Das Gesetz, das im Repräsentantenhaus am Dienstag mit 419 gegen drei Stimmen beschlossen wurde (die Abstimmung im Senat steht noch aus), ist für Donald Trump ein Schlag ins Gesicht. Er war mit dem erklärten Ziel angetreten, die Sanktionen zu lockern und das Verhältnis zu Russland zu verbessern. Nun geschieht das Gegenteil. Denn anders als Trump sind auch seine Parteifreunde davon überzeugt, dass die Russen versucht haben, die US-Wahl 2016 zu manipulieren.

Dafür und für die Annexion der Krim wollen sie Moskau bestrafen. Und es scheint, als trauten sie dem eigenen Präsidenten nicht mehr über den Weg. Dem Entwurf zufolge kann dieser Sanktionen in Zukunft nur mithilfe des Kongresses zurücknehmen.

Trump in der Zwickmühle

Trump reagierte mit einem Wutausbruch. Es sei "sehr traurig, dass die Republikaner, selbst die, die ich auf meinem Rücken über die Ziellinie getragen habe, sehr wenig tun, um ihren Präsidenten zu schützen", twitterte er.

Trump steckt in der Zwickmühle. Er könnte sein Veto einlegen, riskiert aber, überstimmt zu werden. Er erwarte, dass das Gesetz eine "vetosichere Mehrheit" im Kongress bekomme, sagte der republikanische Senator John Thune. Am Schluss werde auch die Regierung einsehen, dass die Sanktionen notwendig seien.
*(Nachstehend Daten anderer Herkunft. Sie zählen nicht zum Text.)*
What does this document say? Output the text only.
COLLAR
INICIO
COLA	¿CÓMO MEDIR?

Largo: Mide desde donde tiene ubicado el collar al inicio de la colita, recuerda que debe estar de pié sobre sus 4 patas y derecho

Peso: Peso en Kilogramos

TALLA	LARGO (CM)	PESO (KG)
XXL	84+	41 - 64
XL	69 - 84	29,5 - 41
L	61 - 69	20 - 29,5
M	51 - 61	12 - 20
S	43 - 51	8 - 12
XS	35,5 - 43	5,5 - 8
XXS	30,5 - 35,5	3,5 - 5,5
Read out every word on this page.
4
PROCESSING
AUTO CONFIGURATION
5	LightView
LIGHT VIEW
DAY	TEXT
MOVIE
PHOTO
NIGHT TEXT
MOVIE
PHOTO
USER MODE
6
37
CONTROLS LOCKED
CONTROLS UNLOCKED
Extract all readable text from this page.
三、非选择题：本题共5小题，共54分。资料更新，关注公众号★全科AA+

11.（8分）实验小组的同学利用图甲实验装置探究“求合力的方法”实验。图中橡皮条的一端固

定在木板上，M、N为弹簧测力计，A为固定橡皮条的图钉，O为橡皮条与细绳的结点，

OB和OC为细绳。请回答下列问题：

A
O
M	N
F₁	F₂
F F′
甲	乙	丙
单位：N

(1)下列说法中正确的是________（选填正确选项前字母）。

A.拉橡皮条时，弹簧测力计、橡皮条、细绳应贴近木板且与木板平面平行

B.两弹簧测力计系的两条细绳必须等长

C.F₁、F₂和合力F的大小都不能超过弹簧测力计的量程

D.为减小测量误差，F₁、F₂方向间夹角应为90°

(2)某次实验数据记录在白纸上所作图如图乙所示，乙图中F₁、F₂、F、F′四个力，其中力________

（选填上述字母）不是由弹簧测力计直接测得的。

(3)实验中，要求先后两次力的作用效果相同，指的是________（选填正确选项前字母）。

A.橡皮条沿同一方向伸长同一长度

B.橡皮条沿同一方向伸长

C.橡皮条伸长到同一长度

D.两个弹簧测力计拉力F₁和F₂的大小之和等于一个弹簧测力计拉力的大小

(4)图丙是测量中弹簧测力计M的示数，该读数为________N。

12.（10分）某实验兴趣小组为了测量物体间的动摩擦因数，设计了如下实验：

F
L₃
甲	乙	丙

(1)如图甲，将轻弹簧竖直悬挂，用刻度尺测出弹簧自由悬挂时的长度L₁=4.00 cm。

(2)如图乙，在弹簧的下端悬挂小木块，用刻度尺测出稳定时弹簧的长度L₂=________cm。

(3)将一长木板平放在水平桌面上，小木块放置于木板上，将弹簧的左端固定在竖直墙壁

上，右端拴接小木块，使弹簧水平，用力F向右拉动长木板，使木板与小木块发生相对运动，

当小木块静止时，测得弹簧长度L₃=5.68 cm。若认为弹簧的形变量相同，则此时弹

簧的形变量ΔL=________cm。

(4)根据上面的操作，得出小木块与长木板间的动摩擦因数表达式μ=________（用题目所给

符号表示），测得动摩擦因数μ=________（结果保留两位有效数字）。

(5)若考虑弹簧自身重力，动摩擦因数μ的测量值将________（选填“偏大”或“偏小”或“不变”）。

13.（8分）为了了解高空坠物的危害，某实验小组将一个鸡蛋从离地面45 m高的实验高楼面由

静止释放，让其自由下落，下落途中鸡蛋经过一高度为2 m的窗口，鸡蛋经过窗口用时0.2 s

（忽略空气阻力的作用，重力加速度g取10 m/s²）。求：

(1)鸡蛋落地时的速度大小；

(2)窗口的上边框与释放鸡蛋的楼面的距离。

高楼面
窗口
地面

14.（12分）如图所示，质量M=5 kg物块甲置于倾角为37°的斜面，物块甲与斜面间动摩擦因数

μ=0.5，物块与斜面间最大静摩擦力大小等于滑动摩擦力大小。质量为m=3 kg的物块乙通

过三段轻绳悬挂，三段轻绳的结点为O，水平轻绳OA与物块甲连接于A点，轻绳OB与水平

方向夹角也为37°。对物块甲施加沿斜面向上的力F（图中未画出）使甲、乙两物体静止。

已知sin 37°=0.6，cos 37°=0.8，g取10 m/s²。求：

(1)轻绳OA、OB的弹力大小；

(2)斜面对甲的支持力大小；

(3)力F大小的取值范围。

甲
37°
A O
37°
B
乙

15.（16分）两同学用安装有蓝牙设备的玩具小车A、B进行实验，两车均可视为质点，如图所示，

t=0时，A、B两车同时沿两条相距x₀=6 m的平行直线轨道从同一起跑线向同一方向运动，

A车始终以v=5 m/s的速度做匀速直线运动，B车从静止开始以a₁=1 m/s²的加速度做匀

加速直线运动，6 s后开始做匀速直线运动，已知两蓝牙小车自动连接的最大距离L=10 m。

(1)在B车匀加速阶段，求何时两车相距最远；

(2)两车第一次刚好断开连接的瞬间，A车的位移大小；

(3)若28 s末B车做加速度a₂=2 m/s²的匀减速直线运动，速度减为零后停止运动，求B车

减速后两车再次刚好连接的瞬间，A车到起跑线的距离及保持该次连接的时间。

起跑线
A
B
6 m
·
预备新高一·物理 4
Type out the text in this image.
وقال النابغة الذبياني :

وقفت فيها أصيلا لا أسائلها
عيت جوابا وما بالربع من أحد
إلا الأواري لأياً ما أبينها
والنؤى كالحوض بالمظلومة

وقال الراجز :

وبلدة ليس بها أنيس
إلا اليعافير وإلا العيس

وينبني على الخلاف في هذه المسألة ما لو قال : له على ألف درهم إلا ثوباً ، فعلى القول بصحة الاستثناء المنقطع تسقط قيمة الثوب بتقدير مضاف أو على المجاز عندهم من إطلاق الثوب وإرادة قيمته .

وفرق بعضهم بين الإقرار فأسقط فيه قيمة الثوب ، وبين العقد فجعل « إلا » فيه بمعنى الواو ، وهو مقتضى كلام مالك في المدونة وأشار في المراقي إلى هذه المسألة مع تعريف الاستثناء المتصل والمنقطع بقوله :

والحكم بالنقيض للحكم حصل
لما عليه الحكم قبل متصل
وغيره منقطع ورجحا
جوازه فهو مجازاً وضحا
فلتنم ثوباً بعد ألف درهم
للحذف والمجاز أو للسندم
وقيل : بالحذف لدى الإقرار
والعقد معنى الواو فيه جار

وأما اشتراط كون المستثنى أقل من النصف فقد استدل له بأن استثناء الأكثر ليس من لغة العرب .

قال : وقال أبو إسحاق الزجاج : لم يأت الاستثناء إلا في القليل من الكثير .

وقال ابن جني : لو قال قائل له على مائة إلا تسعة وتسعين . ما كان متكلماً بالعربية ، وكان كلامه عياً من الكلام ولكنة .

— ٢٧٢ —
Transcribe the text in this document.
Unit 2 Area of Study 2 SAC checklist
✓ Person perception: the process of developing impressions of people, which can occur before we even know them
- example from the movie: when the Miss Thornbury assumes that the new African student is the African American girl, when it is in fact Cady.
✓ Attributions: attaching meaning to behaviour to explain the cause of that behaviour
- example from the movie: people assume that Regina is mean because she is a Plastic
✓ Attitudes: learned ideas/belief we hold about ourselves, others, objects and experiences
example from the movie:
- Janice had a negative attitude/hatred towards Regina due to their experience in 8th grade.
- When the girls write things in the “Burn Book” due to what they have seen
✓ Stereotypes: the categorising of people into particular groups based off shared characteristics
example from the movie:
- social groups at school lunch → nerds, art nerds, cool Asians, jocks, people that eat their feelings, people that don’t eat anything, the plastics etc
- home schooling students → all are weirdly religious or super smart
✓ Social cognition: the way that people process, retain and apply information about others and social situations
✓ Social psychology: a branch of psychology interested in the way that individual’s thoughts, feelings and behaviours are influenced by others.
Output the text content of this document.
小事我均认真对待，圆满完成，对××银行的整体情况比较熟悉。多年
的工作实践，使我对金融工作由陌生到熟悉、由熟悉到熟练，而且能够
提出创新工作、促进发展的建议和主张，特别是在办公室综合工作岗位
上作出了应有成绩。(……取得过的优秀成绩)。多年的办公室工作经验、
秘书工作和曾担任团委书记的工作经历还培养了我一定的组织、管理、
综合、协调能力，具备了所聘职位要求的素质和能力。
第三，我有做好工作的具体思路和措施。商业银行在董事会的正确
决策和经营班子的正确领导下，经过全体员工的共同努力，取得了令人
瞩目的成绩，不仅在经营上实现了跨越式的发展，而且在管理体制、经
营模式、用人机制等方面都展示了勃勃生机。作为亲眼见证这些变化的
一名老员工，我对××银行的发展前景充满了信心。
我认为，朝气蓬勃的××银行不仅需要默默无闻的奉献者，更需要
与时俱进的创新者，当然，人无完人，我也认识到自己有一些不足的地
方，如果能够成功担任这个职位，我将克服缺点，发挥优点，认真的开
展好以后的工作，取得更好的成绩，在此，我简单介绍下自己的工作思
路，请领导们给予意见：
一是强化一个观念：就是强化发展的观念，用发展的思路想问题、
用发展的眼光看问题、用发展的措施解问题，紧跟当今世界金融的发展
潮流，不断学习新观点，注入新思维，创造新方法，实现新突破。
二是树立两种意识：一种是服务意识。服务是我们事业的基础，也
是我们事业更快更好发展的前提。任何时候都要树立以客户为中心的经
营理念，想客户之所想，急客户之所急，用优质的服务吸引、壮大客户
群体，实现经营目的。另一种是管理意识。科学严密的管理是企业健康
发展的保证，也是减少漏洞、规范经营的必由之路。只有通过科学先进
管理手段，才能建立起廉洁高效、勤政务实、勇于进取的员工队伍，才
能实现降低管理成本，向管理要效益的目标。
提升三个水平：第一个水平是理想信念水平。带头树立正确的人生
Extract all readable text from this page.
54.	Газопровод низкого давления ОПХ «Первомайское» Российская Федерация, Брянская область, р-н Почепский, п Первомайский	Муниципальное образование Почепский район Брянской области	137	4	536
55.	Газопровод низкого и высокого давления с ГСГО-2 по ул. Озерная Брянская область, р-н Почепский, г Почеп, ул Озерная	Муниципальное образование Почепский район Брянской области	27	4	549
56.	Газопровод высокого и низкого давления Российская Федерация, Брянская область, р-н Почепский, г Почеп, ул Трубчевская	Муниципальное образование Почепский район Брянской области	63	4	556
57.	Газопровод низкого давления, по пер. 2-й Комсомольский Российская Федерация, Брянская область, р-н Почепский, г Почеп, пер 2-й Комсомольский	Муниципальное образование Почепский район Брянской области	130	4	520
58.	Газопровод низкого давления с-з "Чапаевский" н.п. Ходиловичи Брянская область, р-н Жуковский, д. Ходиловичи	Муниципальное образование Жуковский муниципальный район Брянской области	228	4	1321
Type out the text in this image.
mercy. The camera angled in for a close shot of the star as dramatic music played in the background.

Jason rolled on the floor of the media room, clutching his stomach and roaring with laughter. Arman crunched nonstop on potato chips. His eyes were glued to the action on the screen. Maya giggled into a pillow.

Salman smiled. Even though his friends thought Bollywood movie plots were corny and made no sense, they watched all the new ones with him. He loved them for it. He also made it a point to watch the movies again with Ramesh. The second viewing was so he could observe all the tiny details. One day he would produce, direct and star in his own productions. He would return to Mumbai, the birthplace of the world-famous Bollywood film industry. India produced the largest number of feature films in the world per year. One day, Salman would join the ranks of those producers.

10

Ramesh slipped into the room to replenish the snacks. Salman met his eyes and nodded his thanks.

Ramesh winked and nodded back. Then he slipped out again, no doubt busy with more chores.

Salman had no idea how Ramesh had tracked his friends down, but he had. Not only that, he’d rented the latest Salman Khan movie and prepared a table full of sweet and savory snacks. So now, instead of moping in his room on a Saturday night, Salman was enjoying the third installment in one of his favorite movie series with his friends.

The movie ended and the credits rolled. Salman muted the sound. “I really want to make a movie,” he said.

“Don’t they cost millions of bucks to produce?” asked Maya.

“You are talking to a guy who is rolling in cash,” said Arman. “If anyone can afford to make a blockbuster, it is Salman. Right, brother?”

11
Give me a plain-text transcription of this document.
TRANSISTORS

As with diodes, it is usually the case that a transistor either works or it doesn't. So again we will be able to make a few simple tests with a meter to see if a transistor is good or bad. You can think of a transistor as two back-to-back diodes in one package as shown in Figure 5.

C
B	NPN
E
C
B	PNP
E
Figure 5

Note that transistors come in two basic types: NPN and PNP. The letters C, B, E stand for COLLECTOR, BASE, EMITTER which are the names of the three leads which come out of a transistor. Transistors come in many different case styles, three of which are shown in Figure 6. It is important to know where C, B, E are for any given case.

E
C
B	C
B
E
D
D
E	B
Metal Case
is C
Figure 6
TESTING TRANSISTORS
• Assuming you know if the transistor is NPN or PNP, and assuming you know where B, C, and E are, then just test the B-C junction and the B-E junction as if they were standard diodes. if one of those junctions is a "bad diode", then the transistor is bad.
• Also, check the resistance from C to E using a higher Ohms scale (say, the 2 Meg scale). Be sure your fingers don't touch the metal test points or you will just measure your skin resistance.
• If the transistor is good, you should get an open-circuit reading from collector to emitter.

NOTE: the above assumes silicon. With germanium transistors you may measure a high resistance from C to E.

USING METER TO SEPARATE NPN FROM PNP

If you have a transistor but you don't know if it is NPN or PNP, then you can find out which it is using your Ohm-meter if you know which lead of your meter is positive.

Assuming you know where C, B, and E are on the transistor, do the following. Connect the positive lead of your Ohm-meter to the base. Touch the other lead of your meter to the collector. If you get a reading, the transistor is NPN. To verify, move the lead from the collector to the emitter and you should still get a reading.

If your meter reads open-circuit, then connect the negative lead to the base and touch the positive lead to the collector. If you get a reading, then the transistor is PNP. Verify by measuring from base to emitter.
Im Weißen Haus scheint man den Wink mit dem Zaunpfahl verstanden zu haben: Trumps neue Pressesprecherin Sarah Huckabee Sanders ließ durchblicken, dass Trump das Gesetz unterzeichnen werde. Schließlich habe man gegenüber dem ersten Senatsentwurf wichtige Verbesserungen erreicht, argumentierte sie. In Wirklichkeit sind die Veränderungen nur geringfügig.

Missfallen in Europa

In dem Entwurf geht es in weiten Teilen eher um die Konkretisierung bestehender als um neue Strafmaßnahmen. Trotzdem dürften die Investoren die Botschaft hören. Die marode russische Wirtschaft wird das weiter belasten.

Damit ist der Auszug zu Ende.